Clean Room

From GM-RKB
(Redirected from clean room)
Jump to navigation Jump to search

A Clean Room is an Engineered Space, that ...



References

2024

  • (Wikipedia, 2024) ⇒ https://en.wikipedia.org/wiki/Cleanroom Retrieved:2024-3-16.
    • A cleanroom or clean room is an engineered space, which maintains a very low concentration of airborne particulates. It is well isolated, well-controlled from contamination, and actively cleansed. Such rooms are commonly needed for scientific research, and in industrial production for all nanoscale processes, such as semiconductor manufacturing. A cleanroom is designed to keep everything from dust, to airborne organisms, or vaporised particles, away from it, and so from whatever material is being handled inside it.

      A cleanroom can also prevent the escape of materials. This is often the primary aim in hazardous biology and nuclear work, in pharmaceutics and in virology.

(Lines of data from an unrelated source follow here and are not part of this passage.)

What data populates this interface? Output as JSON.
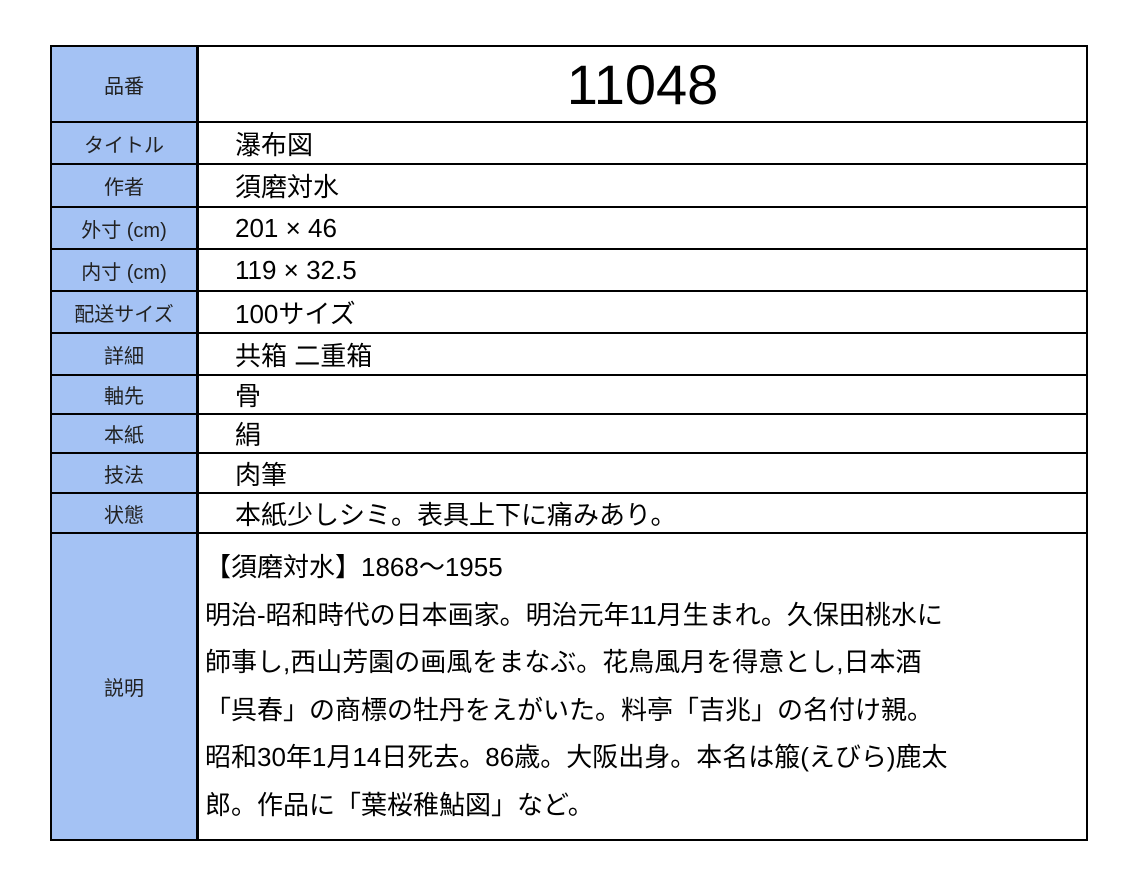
{
  "rows": [
    {
      "label": "品番",
      "value": "11048"
    },
    {
      "label": "タイトル",
      "value": "瀑布図"
    },
    {
      "label": "作者",
      "value": "須磨対水"
    },
    {
      "label": "外寸 (cm)",
      "value": "201 × 46"
    },
    {
      "label": "内寸 (cm)",
      "value": "119 × 32.5"
    },
    {
      "label": "配送サイズ",
      "value": "100サイズ"
    },
    {
      "label": "詳細",
      "value": "共箱 二重箱"
    },
    {
      "label": "軸先",
      "value": "骨"
    },
    {
      "label": "本紙",
      "value": "絹"
    },
    {
      "label": "技法",
      "value": "肉筆"
    },
    {
      "label": "状態",
      "value": "本紙少しシミ。表具上下に痛みあり。"
    }
  ],
  "description": {
    "label": "説明",
    "lines": [
      "【須磨対水】1868〜1955",
      "明治-昭和時代の日本画家。明治元年11月生まれ。久保田桃水に",
      "師事し,西山芳園の画風をまなぶ。花鳥風月を得意とし,日本酒",
      "「呉春」の商標の牡丹をえがいた。料亭「吉兆」の名付け親。",
      "昭和30年1月14日死去。86歳。大阪出身。本名は箙(えびら)鹿太",
      "郎。作品に「葉桜稚鮎図」など。"
    ]
  },
  "colors": {
    "label_bg": "#a4c2f4",
    "border": "#000000"
  }
}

      Cleanrooms typically come with a cleanliness level quantified by the number of particles per cubic meter at a predetermined molecule measure. The ambient outdoor air in a typical urban area contains 35,000,000 particles for each cubic meter in the size range 0.5 μm and bigger, equivalent to an ISO 9 certified cleanroom. By comparison an ISO 14644-1 level 1 certified cleanroom permits no particles in that size range, and just 12 particles for each cubic meter of 0.3 μm and smaller. Semiconductor facilities often get by with level 7 or 5, while level 1 facilities are exceedingly rare.